October 18, 2016
If I could only use one word to describe THE NANNY, my choice would be “measured”. This is a slow burn of a film, a really insidious piece of work that sneaks up on you when you least expect it. It deals with child murder, parental neglect, back alley abortions and, most of all, madness. But it does all of that in a real low key style, never descending (or ascending, depending on how much you like that kind of thing) into histrionics. It's a thriller in the classic sense of the word, with its chills and thrills generated out of pure characterization and precision narrative control.
So when I say the film is a slow burn, do not take that to mean “padded” or “dull”. The set-up is simple. Joey, a ten-year old boy, has returned home after a two year absence. His father is your typical British stiff upper lip. His mother seems to be one step away from a nervous breakdown. She can't even bring herself to go pick up her son to bring him home. Instead, she sends the live-in Nanny (she's never referred to by a name, just “Nanny”). Once he returns home, Joey begins acting up, insisting he move his things into a smaller guest bedroom instead of the room prepared for him by the Nanny. He refuses to eat any food prepared by the Nanny, refuses to take a bath without locking the door, and generally acts like your typical problem child. While all this is going on, we learn more about the Nanny and how integral she is in the home. She's just as much the Nanny for the mother as she is for Joey.
Along the way, we also learn that Joey had a little sister named Susy.
It takes the film a good 40 or so minutes before we learn why the mother is as unnerved as she is and more importantly, why little Joey spent two years away from his family. Little Susy drowned in the bathtub one afternoon and Joey was the one who killed her, leading to his stay in a facility for troubled children. Or did he kill her? Joey claims it wasn't him. It was the Nanny. His refusal to eat her dinners is out of fear that she will poison him.

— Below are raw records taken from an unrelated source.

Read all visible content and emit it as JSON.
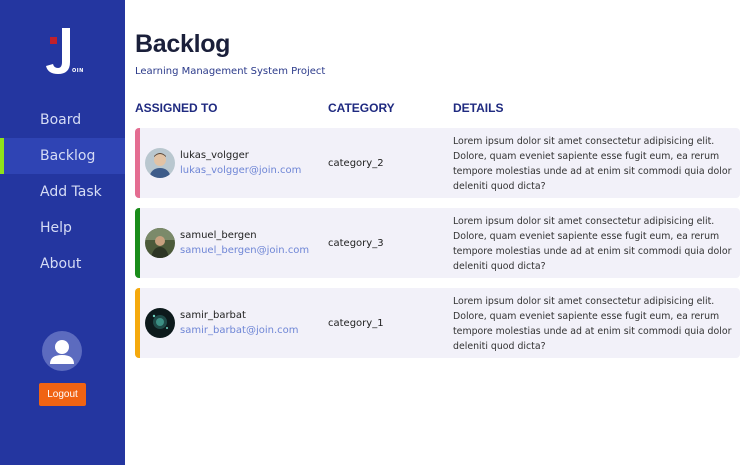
{
  "sidebar": {
    "logo_letters": "OIN",
    "nav": [
      {
        "label": "Board",
        "active": false
      },
      {
        "label": "Backlog",
        "active": true
      },
      {
        "label": "Add Task",
        "active": false
      },
      {
        "label": "Help",
        "active": false
      },
      {
        "label": "About",
        "active": false
      }
    ],
    "logout_label": "Logout",
    "colors": {
      "background": "#2436a0",
      "active_indicator": "#8fe11a",
      "logout": "#f06313"
    }
  },
  "main": {
    "title": "Backlog",
    "subtitle": "Learning Management System Project",
    "columns": [
      "ASSIGNED TO",
      "CATEGORY",
      "DETAILS"
    ],
    "rows": [
      {
        "username": "lukas_volgger",
        "email": "lukas_volgger@join.com",
        "category": "category_2",
        "details": "Lorem ipsum dolor sit amet consectetur adipisicing elit. Dolore, quam eveniet sapiente esse fugit eum, ea rerum tempore molestias unde ad at enim sit commodi quia dolor deleniti quod dicta?",
        "accent": "#e46d91",
        "avatar_icon": "man-portrait-avatar"
      },
      {
        "username": "samuel_bergen",
        "email": "samuel_bergen@join.com",
        "category": "category_3",
        "details": "Lorem ipsum dolor sit amet consectetur adipisicing elit. Dolore, quam eveniet sapiente esse fugit eum, ea rerum tempore molestias unde ad at enim sit commodi quia dolor deleniti quod dicta?",
        "accent": "#1a8c1a",
        "avatar_icon": "outdoor-portrait-avatar"
      },
      {
        "username": "samir_barbat",
        "email": "samir_barbat@join.com",
        "category": "category_1",
        "details": "Lorem ipsum dolor sit amet consectetur adipisicing elit. Dolore, quam eveniet sapiente esse fugit eum, ea rerum tempore molestias unde ad at enim sit commodi quia dolor deleniti quod dicta?",
        "accent": "#f5a90d",
        "avatar_icon": "dark-portrait-avatar"
      }
    ]
  }
}
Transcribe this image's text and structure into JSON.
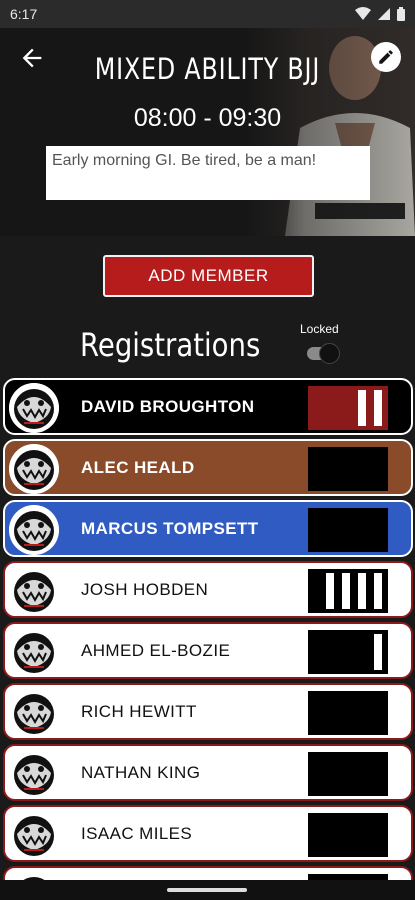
{
  "status": {
    "time": "6:17"
  },
  "header": {
    "title": "MIXED ABILITY BJJ",
    "time": "08:00 - 09:30",
    "description": "Early morning GI. Be tired, be a man!"
  },
  "actions": {
    "add_member": "ADD MEMBER"
  },
  "registrations": {
    "title": "Registrations",
    "locked_label": "Locked",
    "locked": false
  },
  "members": [
    {
      "name": "DAVID  BROUGHTON",
      "row_color": "#000000",
      "name_color": "#ffffff",
      "bold": true,
      "belt": {
        "color": "#8b1a1a",
        "stripes": 2,
        "stripe_color": "#ffffff"
      }
    },
    {
      "name": "ALEC  HEALD",
      "row_color": "#8a4b2a",
      "name_color": "#ffffff",
      "bold": true,
      "belt": {
        "color": "#000000",
        "stripes": 0,
        "stripe_color": "#ffffff"
      }
    },
    {
      "name": "MARCUS  TOMPSETT",
      "row_color": "#2f5bc2",
      "name_color": "#ffffff",
      "bold": true,
      "belt": {
        "color": "#000000",
        "stripes": 0,
        "stripe_color": "#ffffff"
      }
    },
    {
      "name": "JOSH HOBDEN",
      "row_color": "#ffffff",
      "name_color": "#111111",
      "bold": false,
      "belt": {
        "color": "#000000",
        "stripes": 4,
        "stripe_color": "#ffffff"
      }
    },
    {
      "name": "AHMED  EL-BOZIE",
      "row_color": "#ffffff",
      "name_color": "#111111",
      "bold": false,
      "belt": {
        "color": "#000000",
        "stripes": 1,
        "stripe_color": "#ffffff"
      }
    },
    {
      "name": "RICH HEWITT",
      "row_color": "#ffffff",
      "name_color": "#111111",
      "bold": false,
      "belt": {
        "color": "#000000",
        "stripes": 0,
        "stripe_color": "#ffffff"
      }
    },
    {
      "name": "NATHAN KING",
      "row_color": "#ffffff",
      "name_color": "#111111",
      "bold": false,
      "belt": {
        "color": "#000000",
        "stripes": 0,
        "stripe_color": "#ffffff"
      }
    },
    {
      "name": "ISAAC MILES",
      "row_color": "#ffffff",
      "name_color": "#111111",
      "bold": false,
      "belt": {
        "color": "#000000",
        "stripes": 0,
        "stripe_color": "#ffffff"
      }
    },
    {
      "name": "",
      "row_color": "#ffffff",
      "name_color": "#111111",
      "bold": false,
      "belt": {
        "color": "#000000",
        "stripes": 0,
        "stripe_color": "#ffffff"
      }
    }
  ],
  "icons": {
    "back": "arrow-left-icon",
    "edit": "pencil-icon",
    "wifi": "wifi-icon",
    "signal": "signal-icon",
    "battery": "battery-icon"
  }
}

He refuses to bathe without locking the door because he fears that she will drown him too.
But who is really to blame for all of this? Was it Joey who poisoned his mother's food, leading her to be hospitalized? Or was it the Nanny, tricking everyone into believing it was Joey, removing the mother from the home so she can finally take care of Joey once and for all without interruption?

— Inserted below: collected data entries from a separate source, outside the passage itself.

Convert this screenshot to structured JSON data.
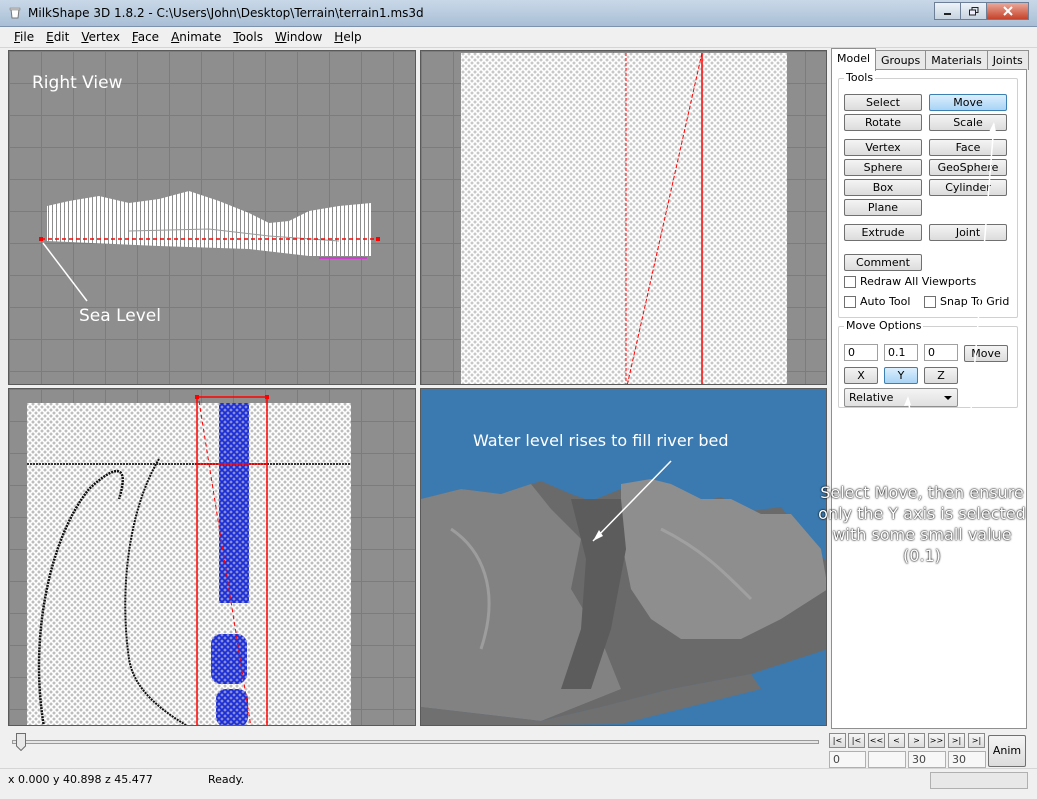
{
  "window": {
    "title": "MilkShape 3D 1.8.2 - C:\\Users\\John\\Desktop\\Terrain\\terrain1.ms3d"
  },
  "menu": [
    {
      "u": "F",
      "rest": "ile"
    },
    {
      "u": "E",
      "rest": "dit"
    },
    {
      "u": "V",
      "rest": "ertex"
    },
    {
      "u": "F",
      "rest": "ace"
    },
    {
      "u": "A",
      "rest": "nimate"
    },
    {
      "u": "T",
      "rest": "ools"
    },
    {
      "u": "W",
      "rest": "indow"
    },
    {
      "u": "H",
      "rest": "elp"
    }
  ],
  "viewports": {
    "top_left_label": "Right View",
    "sea_level_note": "Sea Level",
    "water_note": "Water level rises to fill river bed"
  },
  "panel": {
    "tabs": [
      "Model",
      "Groups",
      "Materials",
      "Joints"
    ],
    "active_tab": "Model",
    "tools_title": "Tools",
    "tools": {
      "select": "Select",
      "move": "Move",
      "rotate": "Rotate",
      "scale": "Scale",
      "vertex": "Vertex",
      "face": "Face",
      "sphere": "Sphere",
      "geosphere": "GeoSphere",
      "box": "Box",
      "cylinder": "Cylinder",
      "plane": "Plane",
      "extrude": "Extrude",
      "joint": "Joint",
      "comment": "Comment"
    },
    "checks": {
      "redraw": "Redraw All Viewports",
      "autotool": "Auto Tool",
      "snap": "Snap To Grid"
    },
    "move_options": {
      "title": "Move Options",
      "x": "0",
      "y": "0.1",
      "z": "0",
      "move_btn": "Move",
      "axis_x": "X",
      "axis_y": "Y",
      "axis_z": "Z",
      "mode": "Relative"
    },
    "instruction": "Select Move, then ensure only the Y axis is selected with some small value (0.1)"
  },
  "timeline": {
    "play_buttons": [
      "|<",
      "|<",
      "<<",
      "<",
      ">",
      ">>",
      ">|",
      ">|"
    ],
    "frame": "0",
    "start": "30",
    "end": "30",
    "anim": "Anim"
  },
  "status": {
    "coords": "x 0.000 y 40.898 z 45.477",
    "message": "Ready."
  },
  "colors": {
    "viewport_bg": "#8e8e8e",
    "water": "#3a7ab0",
    "river_vertices": "#1c2ed6",
    "selection": "#ff0000"
  }
}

Once all the pieces are in place, this quietly chilling little film barrels towards its conclusion with unnerving intensity. The finale boasts a triple whammy of nastiness that makes a remarkable impact. In terms of sheer visual terror, it cannot hold a candle to that shower curtain being pulled aside in PSYCHO. But in terms of raw emotional terror, the kind that creeps up on you, slowly wrapping its claws around your throat, THE NANNY is tough to match. This is a truly cunning bit of filmmaking, expertly conceived and executed, that earns its suspense and terror honestly, rather than relying on cheap scares and gimmicks.
The whodunit aspects of the film are engaging, playing off the audience's preconceptions of the “troubled child” and “nosy nanny”, character types that pervade these kinds of thrillers. Either one could be the guilty party. Either one could be mad or bad. Regardless, neither answer provides catharsis. When we finally learn the truth, its even more horrible than we could have imagined. In the end, THE NANNY proves to be every bit as great of a tragedy as it is a great thriller, easily one of the best Hammer productions ever made.